Novas denúncias de negligência na Unidade de Pronto-Atendimento (UPA) do bairro São Benedito chegaram ao Jornal da Manhã. Família acusa equipe médica de manipular medicação de forma exagerada, o que resultou na morte de paciente. Gilberto José Barreto, que passava por problemas psicológicos, morreu na unidade minutos depois da aplicação de calmante ministrada por um médico.
Em menos de um mês, este é segundo caso que chega ao Jornal da Manhã em que a família faz denúncia contra o atendimento na UPA São Benedito. No fim do mês de fevereiro, no dia 26, morreu um jovem de 16 anos por conta de apendicite supurada. A mãe afirma que houve erro no diagnóstico. Já neste caso a família de Gilberto acusa os médicos de terem aplicado os medicamentos de forma indevida.
A assistente administrativa Aline Borges, prima da vítima, conta que Gilberto, apesar de ter problemas psicológicos, sempre teve “uma saúde de ferro”, os médicos que o acompanhavam não diziam que a doença dele era um caso fatal, que poderia levar à morte. “Ele estava em tratamento e, fora das crises, era uma pessoa normal. Mas foi justamente durante uma dessas crises que o fato aconteceu. Na noite de sábado, os vizinhos ligaram para o meu pai pedindo que socorresse o Gilberto, ele estava bastante conturbado e precisava de ajuda. Fomos até o local e acionamos o Samu, minutos depois chegou uma ambulância, mas era apenas um veículo de transporte, o próprio motorista achou melhor esperar uma ambulância do Samu”, explica Aline.

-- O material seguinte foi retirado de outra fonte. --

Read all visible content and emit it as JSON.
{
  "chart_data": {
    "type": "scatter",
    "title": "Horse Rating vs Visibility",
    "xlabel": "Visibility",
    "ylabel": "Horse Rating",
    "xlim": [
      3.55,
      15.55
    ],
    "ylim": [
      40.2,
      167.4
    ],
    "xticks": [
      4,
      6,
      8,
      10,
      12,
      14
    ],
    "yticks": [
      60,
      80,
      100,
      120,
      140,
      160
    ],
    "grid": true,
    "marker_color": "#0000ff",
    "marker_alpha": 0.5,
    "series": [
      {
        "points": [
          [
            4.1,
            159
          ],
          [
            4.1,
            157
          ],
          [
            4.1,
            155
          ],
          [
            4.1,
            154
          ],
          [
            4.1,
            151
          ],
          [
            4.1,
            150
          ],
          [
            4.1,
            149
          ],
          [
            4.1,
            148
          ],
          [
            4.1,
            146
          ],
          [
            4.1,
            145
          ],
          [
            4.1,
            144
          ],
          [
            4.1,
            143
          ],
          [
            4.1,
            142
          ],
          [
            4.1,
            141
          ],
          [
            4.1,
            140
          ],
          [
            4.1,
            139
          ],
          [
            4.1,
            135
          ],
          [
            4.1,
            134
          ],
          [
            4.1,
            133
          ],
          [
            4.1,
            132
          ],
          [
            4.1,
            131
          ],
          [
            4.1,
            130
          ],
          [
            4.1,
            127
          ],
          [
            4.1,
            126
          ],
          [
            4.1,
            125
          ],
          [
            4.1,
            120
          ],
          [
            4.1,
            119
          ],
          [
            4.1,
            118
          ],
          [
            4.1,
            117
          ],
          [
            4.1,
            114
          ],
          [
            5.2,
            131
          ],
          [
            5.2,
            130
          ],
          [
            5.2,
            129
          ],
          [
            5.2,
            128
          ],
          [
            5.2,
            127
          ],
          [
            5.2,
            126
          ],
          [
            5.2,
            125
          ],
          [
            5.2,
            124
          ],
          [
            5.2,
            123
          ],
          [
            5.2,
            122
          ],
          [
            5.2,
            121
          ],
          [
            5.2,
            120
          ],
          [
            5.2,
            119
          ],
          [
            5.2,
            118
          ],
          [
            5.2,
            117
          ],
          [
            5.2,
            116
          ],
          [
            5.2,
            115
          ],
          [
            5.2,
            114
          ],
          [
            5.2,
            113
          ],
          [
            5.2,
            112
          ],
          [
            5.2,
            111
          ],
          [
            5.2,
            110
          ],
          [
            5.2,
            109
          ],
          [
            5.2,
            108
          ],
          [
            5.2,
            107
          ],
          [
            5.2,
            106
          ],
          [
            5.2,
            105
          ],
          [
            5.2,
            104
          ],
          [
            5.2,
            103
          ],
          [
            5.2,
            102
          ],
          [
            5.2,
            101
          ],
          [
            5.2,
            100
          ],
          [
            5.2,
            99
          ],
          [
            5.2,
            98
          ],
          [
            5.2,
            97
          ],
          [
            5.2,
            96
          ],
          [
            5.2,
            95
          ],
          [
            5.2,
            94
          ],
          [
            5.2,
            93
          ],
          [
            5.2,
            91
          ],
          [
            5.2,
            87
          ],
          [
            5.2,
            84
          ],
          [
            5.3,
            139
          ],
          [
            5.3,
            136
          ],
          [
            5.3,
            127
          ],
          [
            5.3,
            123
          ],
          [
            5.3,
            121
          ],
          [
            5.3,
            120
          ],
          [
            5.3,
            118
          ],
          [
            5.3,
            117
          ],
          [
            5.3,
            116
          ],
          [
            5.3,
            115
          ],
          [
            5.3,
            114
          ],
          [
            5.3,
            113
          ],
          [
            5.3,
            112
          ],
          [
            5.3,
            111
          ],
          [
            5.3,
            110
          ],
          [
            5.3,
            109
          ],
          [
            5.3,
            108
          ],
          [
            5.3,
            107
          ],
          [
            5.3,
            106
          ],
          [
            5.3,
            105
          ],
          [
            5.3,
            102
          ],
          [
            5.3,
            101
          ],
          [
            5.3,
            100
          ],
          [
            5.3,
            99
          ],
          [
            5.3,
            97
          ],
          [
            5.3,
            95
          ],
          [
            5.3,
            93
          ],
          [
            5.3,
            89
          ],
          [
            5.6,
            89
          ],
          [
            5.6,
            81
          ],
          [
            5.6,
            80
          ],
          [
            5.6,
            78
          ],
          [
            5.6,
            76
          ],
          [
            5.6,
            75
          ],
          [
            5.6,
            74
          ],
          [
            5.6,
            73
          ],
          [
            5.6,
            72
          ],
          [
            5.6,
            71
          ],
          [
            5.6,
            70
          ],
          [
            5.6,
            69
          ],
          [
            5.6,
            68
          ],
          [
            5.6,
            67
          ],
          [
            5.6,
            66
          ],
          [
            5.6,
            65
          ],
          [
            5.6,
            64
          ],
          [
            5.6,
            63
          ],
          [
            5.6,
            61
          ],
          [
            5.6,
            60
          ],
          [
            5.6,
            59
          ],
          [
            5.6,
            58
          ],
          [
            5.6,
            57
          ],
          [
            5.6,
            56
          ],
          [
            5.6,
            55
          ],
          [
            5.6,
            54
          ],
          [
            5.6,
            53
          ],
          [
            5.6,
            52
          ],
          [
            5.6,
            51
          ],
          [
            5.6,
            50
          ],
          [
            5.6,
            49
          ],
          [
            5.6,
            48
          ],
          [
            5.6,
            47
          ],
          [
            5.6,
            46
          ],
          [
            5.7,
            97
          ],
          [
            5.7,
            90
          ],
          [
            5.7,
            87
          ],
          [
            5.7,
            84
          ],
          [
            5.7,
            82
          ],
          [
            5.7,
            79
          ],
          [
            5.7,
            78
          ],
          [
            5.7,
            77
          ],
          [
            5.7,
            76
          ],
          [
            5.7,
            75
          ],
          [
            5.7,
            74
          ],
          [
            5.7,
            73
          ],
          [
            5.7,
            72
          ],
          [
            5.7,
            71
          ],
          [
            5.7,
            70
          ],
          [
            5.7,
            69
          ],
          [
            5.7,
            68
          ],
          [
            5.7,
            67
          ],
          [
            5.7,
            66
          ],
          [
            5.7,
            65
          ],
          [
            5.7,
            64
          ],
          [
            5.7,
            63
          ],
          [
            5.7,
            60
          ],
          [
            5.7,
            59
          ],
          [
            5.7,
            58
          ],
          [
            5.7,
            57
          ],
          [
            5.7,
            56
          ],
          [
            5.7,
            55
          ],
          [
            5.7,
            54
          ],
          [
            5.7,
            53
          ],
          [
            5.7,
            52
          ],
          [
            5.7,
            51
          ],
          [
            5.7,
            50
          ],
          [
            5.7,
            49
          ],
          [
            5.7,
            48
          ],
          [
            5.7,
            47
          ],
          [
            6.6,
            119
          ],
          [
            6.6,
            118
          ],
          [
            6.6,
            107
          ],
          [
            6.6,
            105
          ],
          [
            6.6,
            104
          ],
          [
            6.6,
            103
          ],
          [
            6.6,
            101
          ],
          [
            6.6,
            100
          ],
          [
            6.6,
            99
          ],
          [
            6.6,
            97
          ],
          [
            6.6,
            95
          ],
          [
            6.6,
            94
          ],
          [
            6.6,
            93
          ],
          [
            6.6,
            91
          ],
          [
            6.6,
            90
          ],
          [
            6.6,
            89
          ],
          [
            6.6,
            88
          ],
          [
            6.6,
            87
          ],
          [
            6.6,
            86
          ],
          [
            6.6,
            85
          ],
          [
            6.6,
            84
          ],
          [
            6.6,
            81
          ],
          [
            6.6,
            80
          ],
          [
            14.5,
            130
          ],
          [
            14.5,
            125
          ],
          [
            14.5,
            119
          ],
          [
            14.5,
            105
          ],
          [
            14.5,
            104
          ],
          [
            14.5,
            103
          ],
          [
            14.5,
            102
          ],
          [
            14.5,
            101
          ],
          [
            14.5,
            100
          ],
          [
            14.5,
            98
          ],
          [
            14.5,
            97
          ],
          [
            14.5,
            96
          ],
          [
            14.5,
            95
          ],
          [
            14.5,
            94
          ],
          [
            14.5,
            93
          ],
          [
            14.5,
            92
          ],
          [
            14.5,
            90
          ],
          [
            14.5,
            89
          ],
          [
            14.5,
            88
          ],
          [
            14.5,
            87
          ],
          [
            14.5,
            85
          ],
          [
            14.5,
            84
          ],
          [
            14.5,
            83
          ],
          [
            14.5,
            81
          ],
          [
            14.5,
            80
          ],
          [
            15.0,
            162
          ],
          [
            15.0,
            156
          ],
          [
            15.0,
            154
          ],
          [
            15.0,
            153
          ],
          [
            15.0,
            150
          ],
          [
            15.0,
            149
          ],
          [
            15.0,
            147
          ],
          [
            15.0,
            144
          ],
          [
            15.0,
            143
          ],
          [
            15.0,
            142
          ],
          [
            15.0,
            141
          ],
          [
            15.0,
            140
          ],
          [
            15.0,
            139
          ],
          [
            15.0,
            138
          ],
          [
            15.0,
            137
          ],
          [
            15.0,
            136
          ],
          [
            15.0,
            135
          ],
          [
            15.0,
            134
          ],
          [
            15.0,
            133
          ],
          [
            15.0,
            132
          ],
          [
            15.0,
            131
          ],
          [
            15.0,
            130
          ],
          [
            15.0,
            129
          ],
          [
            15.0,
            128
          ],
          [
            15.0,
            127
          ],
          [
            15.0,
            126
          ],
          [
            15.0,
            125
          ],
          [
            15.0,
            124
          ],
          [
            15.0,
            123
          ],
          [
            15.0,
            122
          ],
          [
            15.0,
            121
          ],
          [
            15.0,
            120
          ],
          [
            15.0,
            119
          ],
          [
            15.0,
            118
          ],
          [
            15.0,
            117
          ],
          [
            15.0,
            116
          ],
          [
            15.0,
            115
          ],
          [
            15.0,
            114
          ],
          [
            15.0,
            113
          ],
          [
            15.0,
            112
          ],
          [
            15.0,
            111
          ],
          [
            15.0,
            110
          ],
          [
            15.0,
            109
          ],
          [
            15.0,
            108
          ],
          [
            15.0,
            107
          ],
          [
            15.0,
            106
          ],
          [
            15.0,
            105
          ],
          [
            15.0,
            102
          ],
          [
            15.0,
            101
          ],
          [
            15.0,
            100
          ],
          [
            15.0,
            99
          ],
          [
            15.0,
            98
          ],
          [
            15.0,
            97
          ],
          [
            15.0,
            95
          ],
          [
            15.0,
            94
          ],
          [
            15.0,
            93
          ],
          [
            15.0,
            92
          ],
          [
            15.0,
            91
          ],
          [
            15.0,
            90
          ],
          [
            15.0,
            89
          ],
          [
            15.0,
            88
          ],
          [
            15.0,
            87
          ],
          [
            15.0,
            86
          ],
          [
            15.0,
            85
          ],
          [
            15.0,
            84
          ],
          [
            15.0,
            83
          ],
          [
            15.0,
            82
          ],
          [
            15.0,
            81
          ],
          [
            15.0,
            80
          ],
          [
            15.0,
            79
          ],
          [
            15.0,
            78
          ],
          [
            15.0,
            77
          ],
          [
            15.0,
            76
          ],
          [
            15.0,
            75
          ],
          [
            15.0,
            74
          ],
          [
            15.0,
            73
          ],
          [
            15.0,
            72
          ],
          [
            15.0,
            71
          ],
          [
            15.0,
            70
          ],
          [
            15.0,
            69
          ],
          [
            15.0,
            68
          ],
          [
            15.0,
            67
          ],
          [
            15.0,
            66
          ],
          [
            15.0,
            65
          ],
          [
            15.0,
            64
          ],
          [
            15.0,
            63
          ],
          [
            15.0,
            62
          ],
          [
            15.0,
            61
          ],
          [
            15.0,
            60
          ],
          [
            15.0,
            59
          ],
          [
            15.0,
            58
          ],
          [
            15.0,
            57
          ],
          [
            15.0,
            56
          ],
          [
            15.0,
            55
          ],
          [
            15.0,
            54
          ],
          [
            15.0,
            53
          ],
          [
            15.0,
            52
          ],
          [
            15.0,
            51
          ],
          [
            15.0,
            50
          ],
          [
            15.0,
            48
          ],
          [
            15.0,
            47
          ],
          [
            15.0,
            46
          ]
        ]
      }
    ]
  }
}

Já na UPA, a prima de Gilberto conta que os médicos aplicaram medicamento para acalmá-lo, pois estava muito agitado. Entretanto, 20 minutos depois, o quadro continuava o mesmo, o calmante não havia feito efeito ainda, e um dos médicos aplicou outro medicamento. “Nesse momento, o médico disse que iria aplicar um ‘sossega-leão’ nele. O que de fato aconteceu, pois antes mesmo de a enfermeira tirar a seringa meu primo já havia dormido. Meu pai, que estava acompanhando o Gilberto, se surpreendeu com a agilidade. Porém, minutos depois, ele já não estava mais respirando, tentaram reanimá-lo, mas foi em vão”, explica.
Diante da situação, a família ficou indignada, pois em nenhum momento os médicos informaram aos acompanhantes o que estava sento aplicado e nem mesmo perguntaram se Gilberto tinha alergia a algum medicamento. Além disso, questionam também o curto prazo em que foi aplicado um remédio tão forte.